The preamps are critical for overall sound quality. The ones used on most budget mixers are a little iffy but usually not terrible by any means. I use a Yamaha MG series mixer with a Delta44 and while it doesn't sound terrible, I can tell that the preamps are a limiting factor in my overall mixes. But for a hobbyist they do me fine.
The insert or direct outputs allow you to go straight from the preamp of each mixer channel to an input on your interface. This allows you to keep each signal seperate all the way into your computer and not having to worry about summing your channels into a single stereo signal before running them to the Delta.
If you find all of that in an affordable mixer, then great. Other options to look for might be additional mixer buses (where each mixer channel can be routed to a particular overall output, great for drums or multi-mic guitar setups), phantom power for any condensor mics you have/plan on having, and at least 1 extra stereo channel that you can use to route your sound card's output to your headphones (the Deltas don't have amplified outputs so you can't plug headphones directly into it).

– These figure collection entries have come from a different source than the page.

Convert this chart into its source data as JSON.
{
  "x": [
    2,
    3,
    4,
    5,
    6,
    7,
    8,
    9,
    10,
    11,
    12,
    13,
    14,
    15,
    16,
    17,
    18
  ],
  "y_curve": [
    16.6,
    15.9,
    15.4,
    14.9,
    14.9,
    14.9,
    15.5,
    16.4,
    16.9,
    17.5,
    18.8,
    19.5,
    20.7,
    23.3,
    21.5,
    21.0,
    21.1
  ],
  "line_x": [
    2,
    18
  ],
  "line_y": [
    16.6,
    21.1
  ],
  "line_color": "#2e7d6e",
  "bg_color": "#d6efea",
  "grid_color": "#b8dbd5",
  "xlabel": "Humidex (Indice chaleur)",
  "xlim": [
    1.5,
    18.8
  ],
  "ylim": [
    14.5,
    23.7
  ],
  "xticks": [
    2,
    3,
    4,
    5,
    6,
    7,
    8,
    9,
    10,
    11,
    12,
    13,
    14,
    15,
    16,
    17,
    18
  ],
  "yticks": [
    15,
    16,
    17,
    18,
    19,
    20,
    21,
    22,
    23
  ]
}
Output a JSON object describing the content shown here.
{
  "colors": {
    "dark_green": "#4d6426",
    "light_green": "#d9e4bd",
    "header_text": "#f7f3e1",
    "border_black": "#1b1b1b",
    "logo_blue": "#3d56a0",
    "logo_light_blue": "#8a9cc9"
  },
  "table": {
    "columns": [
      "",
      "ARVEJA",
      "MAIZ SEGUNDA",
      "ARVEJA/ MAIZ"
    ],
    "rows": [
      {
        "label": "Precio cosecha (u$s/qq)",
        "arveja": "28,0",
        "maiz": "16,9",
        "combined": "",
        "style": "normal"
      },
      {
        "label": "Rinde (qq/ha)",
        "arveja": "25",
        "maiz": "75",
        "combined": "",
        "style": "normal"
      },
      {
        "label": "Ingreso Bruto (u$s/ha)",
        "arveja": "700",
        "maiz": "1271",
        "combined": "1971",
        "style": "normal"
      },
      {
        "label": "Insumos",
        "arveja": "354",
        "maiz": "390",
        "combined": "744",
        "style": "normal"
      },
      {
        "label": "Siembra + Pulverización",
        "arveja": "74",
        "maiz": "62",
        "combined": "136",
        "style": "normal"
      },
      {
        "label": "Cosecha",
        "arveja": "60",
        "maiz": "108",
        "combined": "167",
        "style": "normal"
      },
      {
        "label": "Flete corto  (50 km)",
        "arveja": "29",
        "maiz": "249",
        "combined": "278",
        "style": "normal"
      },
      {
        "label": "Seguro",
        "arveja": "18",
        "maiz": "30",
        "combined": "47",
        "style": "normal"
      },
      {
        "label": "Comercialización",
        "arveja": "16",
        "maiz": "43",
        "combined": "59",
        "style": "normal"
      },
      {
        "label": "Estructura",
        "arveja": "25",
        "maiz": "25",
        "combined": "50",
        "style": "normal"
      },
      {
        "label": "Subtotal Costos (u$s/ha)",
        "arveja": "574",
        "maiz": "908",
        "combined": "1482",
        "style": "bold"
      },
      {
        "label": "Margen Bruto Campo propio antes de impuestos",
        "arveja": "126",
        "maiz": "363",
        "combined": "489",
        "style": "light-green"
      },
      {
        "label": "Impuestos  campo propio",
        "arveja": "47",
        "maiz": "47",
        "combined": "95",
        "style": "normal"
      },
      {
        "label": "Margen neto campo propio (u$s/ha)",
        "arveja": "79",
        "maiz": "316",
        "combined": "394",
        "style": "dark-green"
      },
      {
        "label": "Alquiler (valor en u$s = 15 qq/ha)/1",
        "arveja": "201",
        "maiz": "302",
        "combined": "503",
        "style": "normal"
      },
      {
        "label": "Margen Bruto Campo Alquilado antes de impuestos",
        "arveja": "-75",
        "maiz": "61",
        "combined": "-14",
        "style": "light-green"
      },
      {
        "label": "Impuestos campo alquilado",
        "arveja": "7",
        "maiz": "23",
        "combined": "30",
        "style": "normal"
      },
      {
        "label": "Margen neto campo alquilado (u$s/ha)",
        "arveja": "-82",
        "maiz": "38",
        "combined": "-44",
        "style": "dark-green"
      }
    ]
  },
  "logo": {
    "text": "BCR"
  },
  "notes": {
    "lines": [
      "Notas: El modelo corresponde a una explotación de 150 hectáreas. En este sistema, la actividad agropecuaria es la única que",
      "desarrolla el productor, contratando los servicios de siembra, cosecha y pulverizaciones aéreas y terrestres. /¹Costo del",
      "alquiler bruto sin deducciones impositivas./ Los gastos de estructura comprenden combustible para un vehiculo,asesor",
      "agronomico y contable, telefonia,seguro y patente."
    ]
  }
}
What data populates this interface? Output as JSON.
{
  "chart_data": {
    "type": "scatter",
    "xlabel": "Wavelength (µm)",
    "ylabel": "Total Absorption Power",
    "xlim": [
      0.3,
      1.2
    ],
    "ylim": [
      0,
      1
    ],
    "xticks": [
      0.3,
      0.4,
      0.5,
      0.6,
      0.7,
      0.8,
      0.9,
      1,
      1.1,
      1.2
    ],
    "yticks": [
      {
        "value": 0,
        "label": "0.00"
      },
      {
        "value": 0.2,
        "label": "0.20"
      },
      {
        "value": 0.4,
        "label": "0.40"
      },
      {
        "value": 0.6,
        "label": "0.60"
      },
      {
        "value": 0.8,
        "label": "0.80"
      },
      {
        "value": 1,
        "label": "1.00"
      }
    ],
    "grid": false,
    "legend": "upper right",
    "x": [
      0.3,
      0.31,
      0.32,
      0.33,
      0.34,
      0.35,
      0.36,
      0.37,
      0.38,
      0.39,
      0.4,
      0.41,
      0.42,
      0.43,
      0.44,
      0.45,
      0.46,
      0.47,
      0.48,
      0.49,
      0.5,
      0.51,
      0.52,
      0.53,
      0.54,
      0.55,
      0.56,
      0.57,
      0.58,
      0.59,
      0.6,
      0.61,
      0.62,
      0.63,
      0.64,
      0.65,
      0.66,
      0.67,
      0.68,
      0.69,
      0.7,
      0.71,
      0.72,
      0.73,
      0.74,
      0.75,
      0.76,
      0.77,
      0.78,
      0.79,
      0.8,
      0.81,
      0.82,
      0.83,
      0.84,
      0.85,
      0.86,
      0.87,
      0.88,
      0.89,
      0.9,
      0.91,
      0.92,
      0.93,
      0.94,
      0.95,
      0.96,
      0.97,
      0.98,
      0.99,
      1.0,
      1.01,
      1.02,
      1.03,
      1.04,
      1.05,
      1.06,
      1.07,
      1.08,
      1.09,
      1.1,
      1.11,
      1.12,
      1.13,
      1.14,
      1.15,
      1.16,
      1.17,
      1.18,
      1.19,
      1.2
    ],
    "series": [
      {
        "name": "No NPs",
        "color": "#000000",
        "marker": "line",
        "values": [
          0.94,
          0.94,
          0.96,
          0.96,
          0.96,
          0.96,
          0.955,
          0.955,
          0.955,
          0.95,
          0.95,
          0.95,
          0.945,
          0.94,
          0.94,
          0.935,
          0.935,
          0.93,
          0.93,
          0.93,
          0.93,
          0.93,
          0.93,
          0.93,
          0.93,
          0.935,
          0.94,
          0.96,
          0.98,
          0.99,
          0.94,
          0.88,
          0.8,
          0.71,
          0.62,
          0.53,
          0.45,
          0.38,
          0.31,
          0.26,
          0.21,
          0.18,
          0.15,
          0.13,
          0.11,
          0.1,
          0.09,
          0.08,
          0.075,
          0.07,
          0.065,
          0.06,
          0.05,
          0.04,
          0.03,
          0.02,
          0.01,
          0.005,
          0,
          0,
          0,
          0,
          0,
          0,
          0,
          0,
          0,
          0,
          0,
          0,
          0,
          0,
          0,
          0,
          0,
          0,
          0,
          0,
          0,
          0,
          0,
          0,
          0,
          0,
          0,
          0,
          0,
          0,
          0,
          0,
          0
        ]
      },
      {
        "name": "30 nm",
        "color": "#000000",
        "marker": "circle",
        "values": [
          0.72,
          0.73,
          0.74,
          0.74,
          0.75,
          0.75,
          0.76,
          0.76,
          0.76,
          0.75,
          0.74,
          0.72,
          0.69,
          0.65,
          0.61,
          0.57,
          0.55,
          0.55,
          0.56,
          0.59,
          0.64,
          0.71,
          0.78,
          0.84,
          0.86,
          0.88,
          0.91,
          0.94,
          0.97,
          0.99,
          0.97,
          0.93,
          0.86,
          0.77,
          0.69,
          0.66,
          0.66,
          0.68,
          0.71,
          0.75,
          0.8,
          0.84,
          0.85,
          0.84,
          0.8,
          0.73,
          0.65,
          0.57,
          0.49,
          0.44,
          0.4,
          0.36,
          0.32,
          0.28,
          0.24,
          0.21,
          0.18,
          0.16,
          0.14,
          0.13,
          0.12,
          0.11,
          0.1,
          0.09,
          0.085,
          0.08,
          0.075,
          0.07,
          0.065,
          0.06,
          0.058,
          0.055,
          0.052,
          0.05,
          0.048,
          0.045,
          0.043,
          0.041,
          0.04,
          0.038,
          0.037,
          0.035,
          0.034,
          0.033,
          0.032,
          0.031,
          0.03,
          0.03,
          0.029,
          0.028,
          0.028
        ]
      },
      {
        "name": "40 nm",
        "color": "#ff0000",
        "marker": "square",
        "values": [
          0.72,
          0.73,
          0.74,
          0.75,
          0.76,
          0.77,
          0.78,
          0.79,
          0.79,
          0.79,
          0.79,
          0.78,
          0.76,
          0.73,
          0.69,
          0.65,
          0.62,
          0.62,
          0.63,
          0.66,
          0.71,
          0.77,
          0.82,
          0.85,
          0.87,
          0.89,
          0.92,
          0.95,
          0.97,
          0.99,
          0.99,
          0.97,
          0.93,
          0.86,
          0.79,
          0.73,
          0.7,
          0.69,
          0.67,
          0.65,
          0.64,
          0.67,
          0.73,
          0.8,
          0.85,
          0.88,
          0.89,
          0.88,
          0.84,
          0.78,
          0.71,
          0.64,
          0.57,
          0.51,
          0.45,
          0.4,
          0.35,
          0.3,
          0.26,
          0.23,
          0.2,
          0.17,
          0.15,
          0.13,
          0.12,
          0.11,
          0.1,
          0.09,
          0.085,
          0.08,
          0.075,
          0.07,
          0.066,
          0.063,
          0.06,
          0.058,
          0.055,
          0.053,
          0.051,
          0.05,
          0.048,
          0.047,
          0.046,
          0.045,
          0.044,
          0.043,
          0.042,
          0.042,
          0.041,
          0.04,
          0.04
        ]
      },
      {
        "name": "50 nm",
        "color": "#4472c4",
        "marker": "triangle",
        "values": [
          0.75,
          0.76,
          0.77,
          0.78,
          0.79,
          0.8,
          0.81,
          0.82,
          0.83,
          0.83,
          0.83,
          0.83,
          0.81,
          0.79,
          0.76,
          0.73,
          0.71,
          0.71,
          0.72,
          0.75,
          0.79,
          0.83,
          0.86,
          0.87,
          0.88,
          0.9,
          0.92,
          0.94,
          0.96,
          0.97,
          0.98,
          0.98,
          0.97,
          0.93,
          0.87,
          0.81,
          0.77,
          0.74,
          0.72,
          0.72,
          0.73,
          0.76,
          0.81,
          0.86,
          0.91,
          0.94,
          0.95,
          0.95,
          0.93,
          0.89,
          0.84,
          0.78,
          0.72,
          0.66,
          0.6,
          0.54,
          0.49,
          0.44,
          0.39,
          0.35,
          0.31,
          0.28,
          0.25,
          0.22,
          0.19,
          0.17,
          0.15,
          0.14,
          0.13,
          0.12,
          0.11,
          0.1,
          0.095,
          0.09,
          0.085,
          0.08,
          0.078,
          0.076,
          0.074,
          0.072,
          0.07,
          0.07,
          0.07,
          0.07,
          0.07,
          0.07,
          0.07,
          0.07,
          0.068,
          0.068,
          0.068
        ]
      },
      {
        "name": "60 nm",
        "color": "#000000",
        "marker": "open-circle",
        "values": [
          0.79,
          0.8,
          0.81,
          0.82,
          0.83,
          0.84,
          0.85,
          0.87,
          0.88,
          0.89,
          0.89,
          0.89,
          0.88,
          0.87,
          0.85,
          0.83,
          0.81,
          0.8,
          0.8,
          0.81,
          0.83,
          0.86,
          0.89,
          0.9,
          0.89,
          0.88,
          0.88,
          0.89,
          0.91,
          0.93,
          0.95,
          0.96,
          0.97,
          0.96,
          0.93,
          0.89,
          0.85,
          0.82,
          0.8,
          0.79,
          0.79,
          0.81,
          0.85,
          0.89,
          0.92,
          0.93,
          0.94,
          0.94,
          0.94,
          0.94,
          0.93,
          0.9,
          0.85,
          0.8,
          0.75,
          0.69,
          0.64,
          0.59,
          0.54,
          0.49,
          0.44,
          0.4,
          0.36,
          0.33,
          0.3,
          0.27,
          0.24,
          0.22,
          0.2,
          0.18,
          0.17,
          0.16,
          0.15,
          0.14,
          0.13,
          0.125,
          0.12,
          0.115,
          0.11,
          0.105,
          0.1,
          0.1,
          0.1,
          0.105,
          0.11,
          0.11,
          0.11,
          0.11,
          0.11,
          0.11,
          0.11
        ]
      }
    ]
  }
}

Oct 04, 2010 05:52 pm Welcome to the forum.
Since: Dec 04, 2007
Also, agreeing with cool guy. If you can get away from using a mixer, then do so. Mixers tend to be noisy, and can add unwanted "dirt" to the signal. For what you are doing, guitars/vocal/potential collab, you won't need a mixer. If you were recording a full band, and needed inputs for drum mics, guitars, bass, vocal(s), keys, etc. Then you might consider a mixer, or alternatively getting several audio-interfaces and daisy-chaining them.
Also, most audio interfaces will have a built-in preamp, so I wouldn't worry about getting something outboard yet. Though if you go with the M-Audio Delta, then what tad is saying makes sense.
And though I probably need to make some revisions at some point, I have a bit of an overview on home-studio equipment written up: www.bytemixsound.net/info/StudioGear I basically try to follow the path of the signal chain, though some sections are a little out of order. It's not a definitive list, but more of an overview of things to consider. Hopefully that will add to the info available, and be worth looking through.
I wouldn't worry about S/PDIF too much yet. But if you want to know a bit, here's a simplified explanation. It's about half-way down the page.
One thing you want in an audio interface is reliability. Good stable drivers, and good reliable hardware. Also another thing to consider is whether or not you need midi in/out ports. Not all interfaces have them, though most do.
I'd check out the better-known brands like Echo, M-Audio, Line-6, Presonus, Tascam, Focusrite, MOTU, and RME, depending on your budget. Echo, Line-6, and Tascam have some pretty good budget-level interfaces.
I use an Echo Audiofire4 firewire interface myself, and have had zero problems in the past 3 years I've had it. Deon has used a Tascam unit for a pretty long while and I don't think he's mentioned any snafu's with it.
Keep us posted, and we'll help you out.
Oct 06, 2010 11:44 am Thank you Cool Guy, Tadpui, and J-Bot! I'm taking all the advice you have offered into consideration. It has helped me.
Oct 10, 2010 04:19 am How does an M-Audio Fastrack Pro and M-Audio Delta 1010L compare to the Delta 44 and 66?? I have not read much good things about the 1010L, but I am wondering about the Fastracks.